An easy HPLC-Photodiode-Array Detection (PDA) method was developed and validated for simultaneous determination of nicotine and cotinine levels in plasma of 15 rats (10 rats after tobacco products exposure and 5 control rats). Nicotine and cotinine were extracted in one step from plasma using acetonitrile and concentrated to lowest volume using nitrogen stream.
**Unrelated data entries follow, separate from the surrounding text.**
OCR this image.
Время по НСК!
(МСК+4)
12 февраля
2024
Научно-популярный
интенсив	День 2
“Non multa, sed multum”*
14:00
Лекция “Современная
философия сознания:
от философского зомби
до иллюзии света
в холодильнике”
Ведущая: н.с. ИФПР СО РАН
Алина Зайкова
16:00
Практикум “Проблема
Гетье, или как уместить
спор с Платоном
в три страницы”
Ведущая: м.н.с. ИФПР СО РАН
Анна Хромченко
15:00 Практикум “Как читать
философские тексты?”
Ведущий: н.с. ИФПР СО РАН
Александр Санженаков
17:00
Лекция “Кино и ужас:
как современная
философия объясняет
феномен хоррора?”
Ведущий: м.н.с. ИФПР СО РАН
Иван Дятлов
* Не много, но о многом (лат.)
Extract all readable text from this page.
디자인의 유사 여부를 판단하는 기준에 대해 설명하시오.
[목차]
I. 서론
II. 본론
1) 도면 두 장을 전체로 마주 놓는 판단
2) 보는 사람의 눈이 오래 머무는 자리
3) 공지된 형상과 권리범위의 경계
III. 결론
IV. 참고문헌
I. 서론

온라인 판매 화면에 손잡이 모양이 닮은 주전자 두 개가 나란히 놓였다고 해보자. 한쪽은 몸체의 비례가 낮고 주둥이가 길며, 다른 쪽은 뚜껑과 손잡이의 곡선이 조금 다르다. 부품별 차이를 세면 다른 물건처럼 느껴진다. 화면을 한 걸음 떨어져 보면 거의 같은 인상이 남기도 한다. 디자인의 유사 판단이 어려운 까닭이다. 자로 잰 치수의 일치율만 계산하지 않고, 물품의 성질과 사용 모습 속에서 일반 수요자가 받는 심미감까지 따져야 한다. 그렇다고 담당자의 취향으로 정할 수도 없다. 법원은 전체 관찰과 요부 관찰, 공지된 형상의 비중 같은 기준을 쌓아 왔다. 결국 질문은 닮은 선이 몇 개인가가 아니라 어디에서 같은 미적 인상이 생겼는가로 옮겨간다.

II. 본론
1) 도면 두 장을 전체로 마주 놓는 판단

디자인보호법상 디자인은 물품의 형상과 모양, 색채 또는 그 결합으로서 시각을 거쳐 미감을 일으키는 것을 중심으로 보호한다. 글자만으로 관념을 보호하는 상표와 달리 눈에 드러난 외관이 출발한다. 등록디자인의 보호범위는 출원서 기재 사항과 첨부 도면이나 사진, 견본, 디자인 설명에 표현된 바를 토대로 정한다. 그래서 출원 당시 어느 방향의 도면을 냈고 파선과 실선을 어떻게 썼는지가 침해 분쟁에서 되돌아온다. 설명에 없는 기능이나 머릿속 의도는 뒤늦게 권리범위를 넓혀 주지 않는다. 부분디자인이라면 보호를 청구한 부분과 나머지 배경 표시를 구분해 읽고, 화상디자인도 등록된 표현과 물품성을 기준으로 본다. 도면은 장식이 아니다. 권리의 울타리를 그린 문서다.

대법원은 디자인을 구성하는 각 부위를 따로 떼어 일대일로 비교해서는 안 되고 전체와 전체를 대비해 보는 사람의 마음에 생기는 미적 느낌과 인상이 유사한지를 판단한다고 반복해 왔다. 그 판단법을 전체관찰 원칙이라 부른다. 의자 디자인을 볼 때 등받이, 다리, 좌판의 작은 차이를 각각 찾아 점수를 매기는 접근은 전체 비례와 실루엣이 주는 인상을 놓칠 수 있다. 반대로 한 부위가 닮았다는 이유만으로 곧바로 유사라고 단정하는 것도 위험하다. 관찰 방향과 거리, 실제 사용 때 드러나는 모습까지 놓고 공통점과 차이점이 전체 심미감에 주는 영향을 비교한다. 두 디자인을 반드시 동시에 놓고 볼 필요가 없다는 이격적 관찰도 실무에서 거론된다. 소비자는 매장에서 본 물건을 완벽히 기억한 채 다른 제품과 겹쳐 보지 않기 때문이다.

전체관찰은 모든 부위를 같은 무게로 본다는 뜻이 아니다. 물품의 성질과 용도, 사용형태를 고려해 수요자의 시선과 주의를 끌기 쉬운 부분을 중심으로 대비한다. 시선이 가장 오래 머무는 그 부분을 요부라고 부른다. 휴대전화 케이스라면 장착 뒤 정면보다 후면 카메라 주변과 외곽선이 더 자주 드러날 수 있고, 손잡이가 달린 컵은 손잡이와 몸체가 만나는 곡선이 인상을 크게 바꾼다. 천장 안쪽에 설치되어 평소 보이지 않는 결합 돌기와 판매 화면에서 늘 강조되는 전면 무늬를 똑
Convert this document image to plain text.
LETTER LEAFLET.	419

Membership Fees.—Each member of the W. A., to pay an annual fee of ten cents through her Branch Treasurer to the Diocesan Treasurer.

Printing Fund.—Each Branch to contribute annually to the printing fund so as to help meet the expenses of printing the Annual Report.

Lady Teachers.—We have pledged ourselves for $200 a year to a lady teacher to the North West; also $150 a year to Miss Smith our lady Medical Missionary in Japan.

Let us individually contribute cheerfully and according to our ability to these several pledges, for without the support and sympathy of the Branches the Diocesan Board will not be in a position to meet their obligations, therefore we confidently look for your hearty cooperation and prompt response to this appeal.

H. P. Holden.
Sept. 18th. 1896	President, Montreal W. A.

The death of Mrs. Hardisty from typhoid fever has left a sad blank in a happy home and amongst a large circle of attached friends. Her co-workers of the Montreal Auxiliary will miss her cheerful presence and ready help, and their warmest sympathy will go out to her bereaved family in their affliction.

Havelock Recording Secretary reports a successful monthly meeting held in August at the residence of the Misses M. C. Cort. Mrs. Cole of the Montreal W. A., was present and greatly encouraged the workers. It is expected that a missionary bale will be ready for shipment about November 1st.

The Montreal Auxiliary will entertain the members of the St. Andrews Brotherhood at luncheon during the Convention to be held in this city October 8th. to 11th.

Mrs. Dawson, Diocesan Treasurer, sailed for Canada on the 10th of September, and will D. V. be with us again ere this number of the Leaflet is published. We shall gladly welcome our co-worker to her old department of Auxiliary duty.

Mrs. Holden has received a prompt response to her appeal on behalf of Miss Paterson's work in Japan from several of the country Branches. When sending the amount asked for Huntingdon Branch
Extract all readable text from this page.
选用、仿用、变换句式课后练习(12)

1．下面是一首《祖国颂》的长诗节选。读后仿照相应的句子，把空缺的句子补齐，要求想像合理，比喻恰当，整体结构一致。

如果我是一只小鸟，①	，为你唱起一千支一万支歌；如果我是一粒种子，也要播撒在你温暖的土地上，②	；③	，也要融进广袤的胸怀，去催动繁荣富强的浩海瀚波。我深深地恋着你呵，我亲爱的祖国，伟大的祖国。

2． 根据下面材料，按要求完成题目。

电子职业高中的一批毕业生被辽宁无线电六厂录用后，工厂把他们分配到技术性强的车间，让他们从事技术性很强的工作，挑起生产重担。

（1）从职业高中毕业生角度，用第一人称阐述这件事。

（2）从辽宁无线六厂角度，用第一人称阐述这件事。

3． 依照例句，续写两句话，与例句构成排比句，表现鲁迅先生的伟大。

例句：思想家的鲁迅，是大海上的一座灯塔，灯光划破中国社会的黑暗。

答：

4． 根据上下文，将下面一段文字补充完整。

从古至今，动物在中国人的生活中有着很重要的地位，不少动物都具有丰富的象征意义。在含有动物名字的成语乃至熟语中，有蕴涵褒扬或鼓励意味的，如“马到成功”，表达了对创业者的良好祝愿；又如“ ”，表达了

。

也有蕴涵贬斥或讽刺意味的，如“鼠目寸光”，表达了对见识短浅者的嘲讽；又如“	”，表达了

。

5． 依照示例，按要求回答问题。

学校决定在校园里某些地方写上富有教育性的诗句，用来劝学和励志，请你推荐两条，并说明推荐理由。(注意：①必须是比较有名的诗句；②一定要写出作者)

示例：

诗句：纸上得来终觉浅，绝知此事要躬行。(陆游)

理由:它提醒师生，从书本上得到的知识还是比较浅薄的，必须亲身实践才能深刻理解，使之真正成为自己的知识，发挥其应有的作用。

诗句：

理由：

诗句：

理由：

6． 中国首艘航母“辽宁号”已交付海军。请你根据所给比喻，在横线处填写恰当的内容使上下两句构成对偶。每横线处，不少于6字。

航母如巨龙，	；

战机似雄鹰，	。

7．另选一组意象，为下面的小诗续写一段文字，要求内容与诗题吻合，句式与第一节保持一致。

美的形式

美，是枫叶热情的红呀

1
The developed method offered a rapid analysis time of 14 min with single step of analytes extraction from rat's plasma with recovery percentage range between 93 and 95% and excellent linearity with correlation factor more than 0.994 with analytical range between 50 and 1000 ng mL−1 and LOD of 25 ng mL−1 and 23 ng mL−1 for nicotine and cotinine, respectively. The analysis of rat's plasma after 28 days of exposure to tobacco cigarettes and tobacco water-pipe revealed that the average concentrations of 376 ng mL−1 for cotinine and 223 ng mL−1 for nicotine were obtained after tobacco cigarettes exposure, and 220 ng mL−1 for cotinine and 192 ng mL−1 for nicotine after tobacco water-pipe exposure.


Higher nicotine and cotinine levels were found in plasma after tobacco cigarettes exposure than water-pipe exposure which may have potential undesirable effects on passive smokers in both cases.